Except, get this: The people she's chiding for the politicization of religion... are liberals.


Writes Sanchez:

As [the budget] debate heated up earlier this spring, a coalition of progressive Christian organizations, led by Sojourners' Jim Wallis, took out a full-page ad in Politico to launch their "What Would Jesus Cut" campaign...

Wallis's coalition has been growing. adding more than two dozen evangelical, Catholic, mainline Protestant and other Christian organizations. Calling themselves the "Circle of Protection," they are vowing to protest any efforts to cut programs that protect the poor, at home and abroad.

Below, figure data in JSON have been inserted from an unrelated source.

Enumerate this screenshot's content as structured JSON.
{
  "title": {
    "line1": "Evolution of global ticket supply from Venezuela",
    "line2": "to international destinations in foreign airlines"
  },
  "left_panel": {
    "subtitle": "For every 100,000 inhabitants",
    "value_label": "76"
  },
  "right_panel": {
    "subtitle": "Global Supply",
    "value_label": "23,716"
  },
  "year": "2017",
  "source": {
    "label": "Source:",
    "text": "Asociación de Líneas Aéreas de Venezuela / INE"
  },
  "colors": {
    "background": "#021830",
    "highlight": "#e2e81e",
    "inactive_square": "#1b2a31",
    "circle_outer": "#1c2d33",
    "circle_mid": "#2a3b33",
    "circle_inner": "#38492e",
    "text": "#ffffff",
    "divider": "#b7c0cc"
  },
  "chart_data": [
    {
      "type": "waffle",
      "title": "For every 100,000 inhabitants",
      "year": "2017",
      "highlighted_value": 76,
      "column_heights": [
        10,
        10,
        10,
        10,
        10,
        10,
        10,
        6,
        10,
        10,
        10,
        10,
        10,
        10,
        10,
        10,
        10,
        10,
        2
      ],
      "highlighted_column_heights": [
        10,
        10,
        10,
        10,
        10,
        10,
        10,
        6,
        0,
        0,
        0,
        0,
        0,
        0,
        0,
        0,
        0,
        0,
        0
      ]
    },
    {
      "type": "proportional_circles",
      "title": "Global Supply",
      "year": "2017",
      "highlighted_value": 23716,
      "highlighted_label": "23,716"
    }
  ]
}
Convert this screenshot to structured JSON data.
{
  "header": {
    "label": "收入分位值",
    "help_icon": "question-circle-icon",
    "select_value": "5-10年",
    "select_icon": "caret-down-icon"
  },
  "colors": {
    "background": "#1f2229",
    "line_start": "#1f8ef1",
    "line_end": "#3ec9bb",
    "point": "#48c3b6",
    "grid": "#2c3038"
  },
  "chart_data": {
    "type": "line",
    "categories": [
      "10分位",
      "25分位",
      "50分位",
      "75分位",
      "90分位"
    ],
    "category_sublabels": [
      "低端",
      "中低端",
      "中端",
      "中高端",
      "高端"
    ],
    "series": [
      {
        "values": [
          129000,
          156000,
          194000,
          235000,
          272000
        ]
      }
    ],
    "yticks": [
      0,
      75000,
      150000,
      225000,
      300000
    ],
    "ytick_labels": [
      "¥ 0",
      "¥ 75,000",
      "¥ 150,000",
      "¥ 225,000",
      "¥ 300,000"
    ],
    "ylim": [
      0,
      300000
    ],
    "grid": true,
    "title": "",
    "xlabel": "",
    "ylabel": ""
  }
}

"Budgets are moral documents, and how we reduce future deficits are historic and defining moral choices," the group's website states (www.circleofprotection.us). "As Christian leaders, we urge Congress and the administration to give moral priority to programs that protect the life and dignity of poor and vulnerable people in these difficult times, our broken economy, and our wounded world."

Casting the nation's $14.3 trillion debt and federal spending as a moral issue is an intriguing contention, one I don't wholeheartedly disagree with. As a Christian, I find it hard to neglect Jesus' call to "protect the least of these."

And yet, when we use scripture to buttress arguments about public policy, there is great potential for oversimplification. To use religion to anathematize our opponents accomplishes little more than to add rancor to our already dysfunctional politics.

The key word here, I think, is that "we" in the first sentence of the last graf. Who, exactly, is Sanchez speaking about? Because "we" are not using Scripture to buttress our public policy arguments. Sojourners' Jim Wallis is, and as shitty as injecting religion into policy debate may be, the guy doesn't have a lot of other options. Because he's a theologian. That is his only job. He teaches a class called "Faith, Public Life, and Policy" and edits a magazine about doing Jesus' work in the world. Asking him not to engage politics with his religious philosophy is like asking a sociologist to engage with politics without recourse to sociology. It's ludicrous. Let the shamans do their thing.

It's the pretend shamans you've got to worry about -- all of the nontheologians and nonpriests who keep jamming their deities into political debates whenever it suits them. Get rid of those guys and suddenly the cacophony of God-appointed talking heads is dialed down to a mere whisper. And those pretend shamans -- guess what, Mary Sanchez? They're not on the left.